The Supreme Court of India ruled that Privacy is a Fundamental Right in a unanimous 9-0 ruling, finally addressing a long pending and much-debated issue, and in a way, addressing the issue of the relationship between the state and the citizen. This verdict essentially upholds the right to privacy of a citizen as primary, and thus limits the rights of the government/state to make laws/rules that infringe on these rights. This will have an impact on the ability of the state to conduct surveillance, and to force citizens to part with their data to the state. It means that if the state makes laws that infringe on privacy as a fundamental right, a citizen can challenge the government in court.

While the government has mooted a data protection law, and set up processes and committees for it, these are by no means an adequate substitute for a fundamental right.

We’ll have more details on the specific exceptions once the verdict is out.

This judgment is particularly significant, given that the government is setting up public repositories of personal data, with the ability for businesses to take data from them.

What happens next

Remember that the issue of whether Privacy is a fundamental right or not is separate from the Aadhaar cases, which contest the mandatoriness of Aadhaar, and the state’s collection of data and mass surveillance, from the perspective of Privacy as a fundamental right. From a legal perspective, this is now going to be mentioned to a smaller bench of the Supreme Court, which is going look into the issue of Aadhaar, on the basis of the Supreme Court judgment.

At present, there are two processes running in parallel, for determining the contours of data protection: a TRAI consultation, and a data protection committee from the MEITY. Apart from this, the Ministry has also apparently drafted a data protection bill. There are two other bills already in Parliament: Jay Panda has submitted his, and Shashi Tharoor (we’ve heard), is heard working on his.

How it all began

 “Violation of privacy doesn’t mean anything because privacy is not a guaranteed right” – Mukul Rohatgi, (now former) Attorney General of India. [source]

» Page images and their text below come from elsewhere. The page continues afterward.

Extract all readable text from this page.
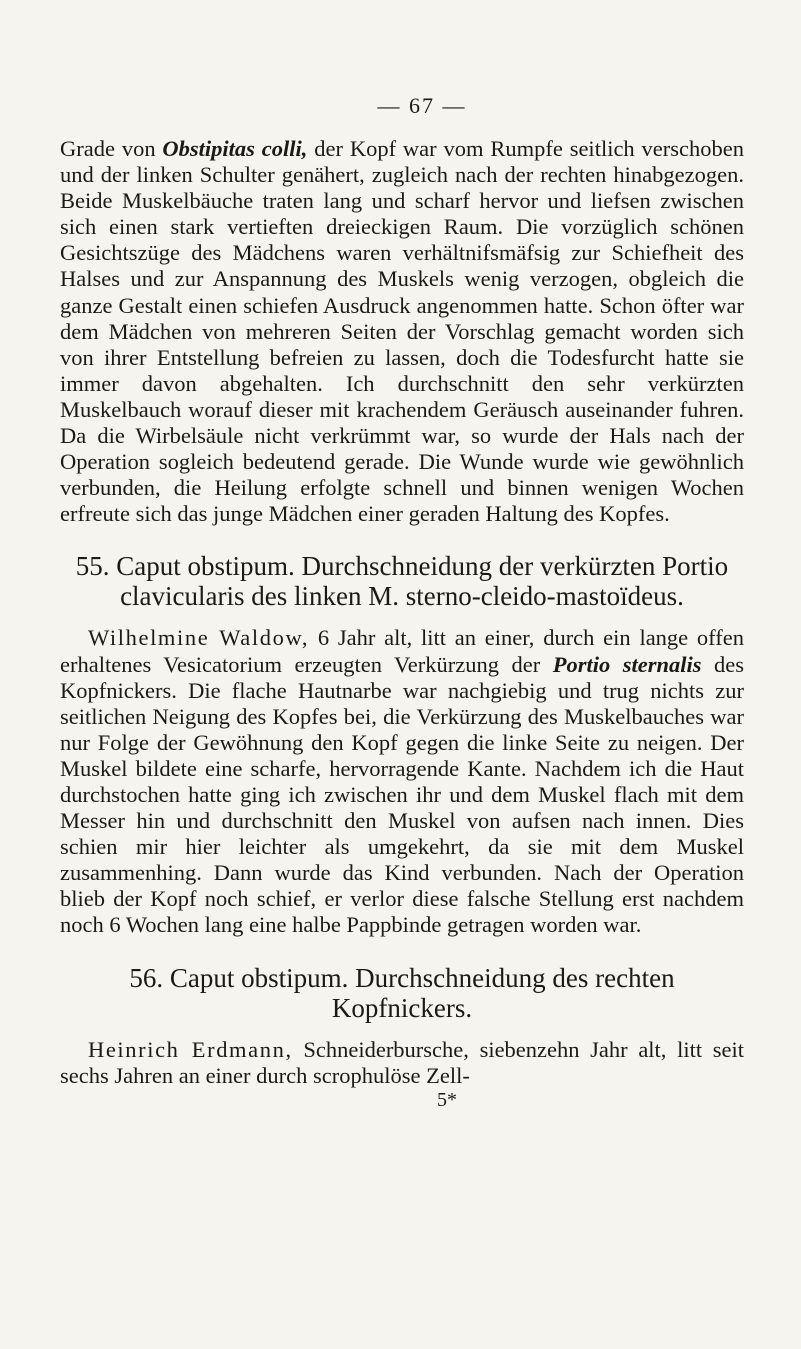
— 67 —

Grade von Obstipitas colli, der Kopf war vom Rumpfe seitlich verschoben und der linken Schulter genähert, zugleich nach der rechten hinabgezogen. Beide Muskelbäuche traten lang und scharf hervor und liefsen zwischen sich einen stark vertieften dreieckigen Raum. Die vorzüglich schönen Gesichtszüge des Mädchens waren verhältnifsmäfsig zur Schiefheit des Halses und zur Anspannung des Muskels wenig verzogen, obgleich die ganze Gestalt einen schiefen Ausdruck angenommen hatte. Schon öfter war dem Mädchen von mehreren Seiten der Vorschlag gemacht worden sich von ihrer Entstellung befreien zu lassen, doch die Todesfurcht hatte sie immer davon abgehalten. Ich durchschnitt den sehr verkürzten Muskelbauch worauf dieser mit krachendem Geräusch auseinander fuhren. Da die Wirbelsäule nicht verkrümmt war, so wurde der Hals nach der Operation sogleich bedeutend gerade. Die Wunde wurde wie gewöhnlich verbunden, die Heilung erfolgte schnell und binnen wenigen Wochen erfreute sich das junge Mädchen einer geraden Haltung des Kopfes.

55. Caput obstipum. Durchschneidung der verkürzten Portio clavicularis des linken M. sterno-cleido-mastoïdeus.

Wilhelmine Waldow, 6 Jahr alt, litt an einer, durch ein lange offen erhaltenes Vesicatorium erzeugten Verkürzung der Portio sternalis des Kopfnickers. Die flache Hautnarbe war nachgiebig und trug nichts zur seitlichen Neigung des Kopfes bei, die Verkürzung des Muskelbauches war nur Folge der Gewöhnung den Kopf gegen die linke Seite zu neigen. Der Muskel bildete eine scharfe, hervorragende Kante. Nachdem ich die Haut durchstochen hatte ging ich zwischen ihr und dem Muskel flach mit dem Messer hin und durchschnitt den Muskel von aufsen nach innen. Dies schien mir hier leichter als umgekehrt, da sie mit dem Muskel zusammenhing. Dann wurde das Kind verbunden. Nach der Operation blieb der Kopf noch schief, er verlor diese falsche Stellung erst nachdem noch 6 Wochen lang eine halbe Pappbinde getragen worden war.

56. Caput obstipum. Durchschneidung des rechten Kopfnickers.

Heinrich Erdmann, Schneiderbursche, siebenzehn Jahr alt, litt seit sechs Jahren an einer durch scrophulöse Zell-

5*
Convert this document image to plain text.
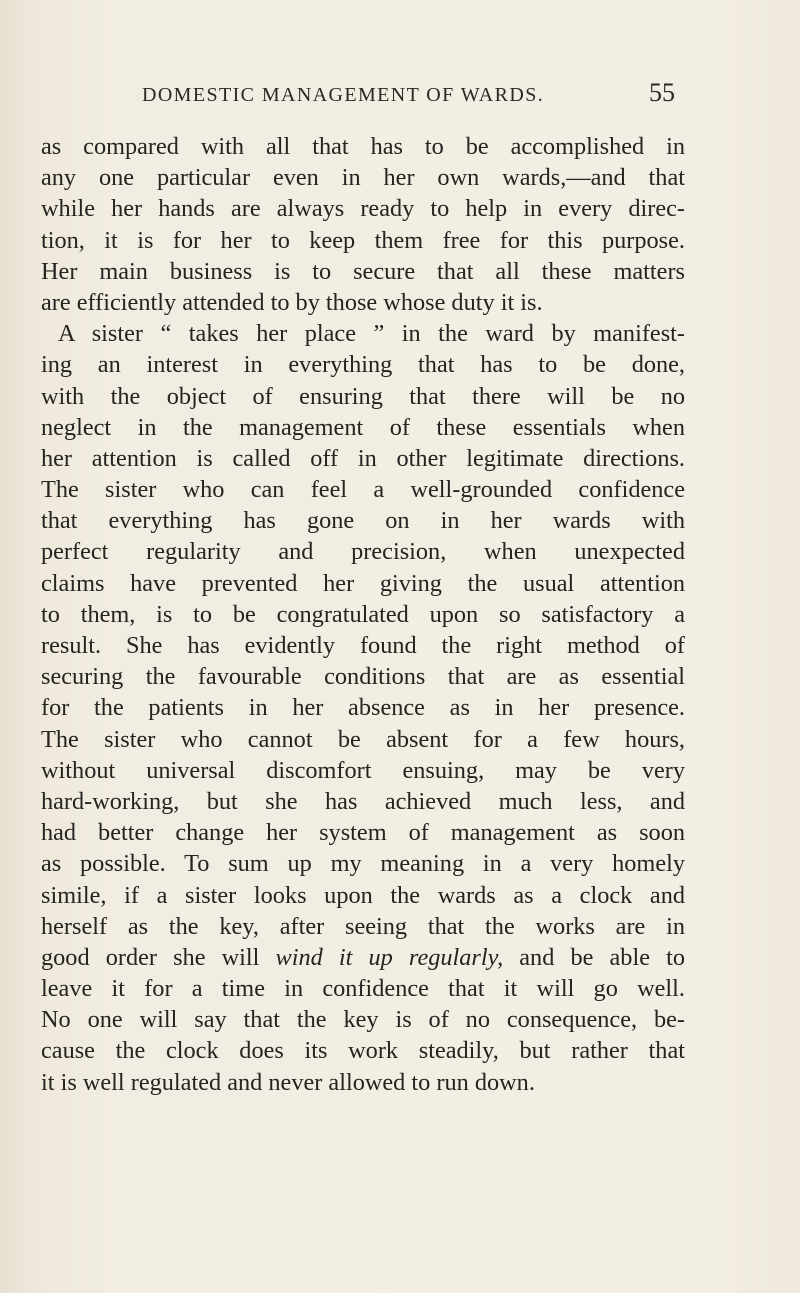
DOMESTIC MANAGEMENT OF WARDS.	55
as compared with all that has to be accomplished in
any one particular even in her own wards,—and that
while her hands are always ready to help in every direc-
tion, it is for her to keep them free for this purpose.
Her main business is to secure that all these matters
are efficiently attended to by those whose duty it is.
A sister “ takes her place ” in the ward by manifest-
ing an interest in everything that has to be done,
with the object of ensuring that there will be no
neglect in the management of these essentials when
her attention is called off in other legitimate directions.
The sister who can feel a well-grounded confidence
that everything has gone on in her wards with
perfect regularity and precision, when unexpected
claims have prevented her giving the usual attention
to them, is to be congratulated upon so satisfactory a
result. She has evidently found the right method of
securing the favourable conditions that are as essential
for the patients in her absence as in her presence.
The sister who cannot be absent for a few hours,
without universal discomfort ensuing, may be very
hard-working, but she has achieved much less, and
had better change her system of management as soon
as possible. To sum up my meaning in a very homely
simile, if a sister looks upon the wards as a clock and
herself as the key, after seeing that the works are in
good order she will wind it up regularly, and be able to
leave it for a time in confidence that it will go well.
No one will say that the key is of no consequence, be-
cause the clock does its work steadily, but rather that
it is well regulated and never allowed to run down.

It began with the Aadhaar challenge in August 2015, where the basis of challenging the Aadhaar project was that of privacy as a fundamental right, apart from the denial of welfare to citizens, because of failure of biometrics or the absence of an Aadhaar number. Rohatgi had then focused its remarks on trying to get this case referred to a seven judge bench of the Supreme Court, saying that past judgments have indicated that there is no fundamental right to privacy, and any ruling to the contrary needs to be from a Supreme Court bench of greater numbers than the three judge bench by which this case is currently being  heard by.

This was the government’s ruse for buying time so that Aadhaar enrollment could be continued and accelerated, thus any delay would have rendered Aadhaar an fait accompli.

That’s exactly what happened. It took well over 700 days for the Supreme Court to even consider constituting a larger bench to decide on this issue, which it then did within a day.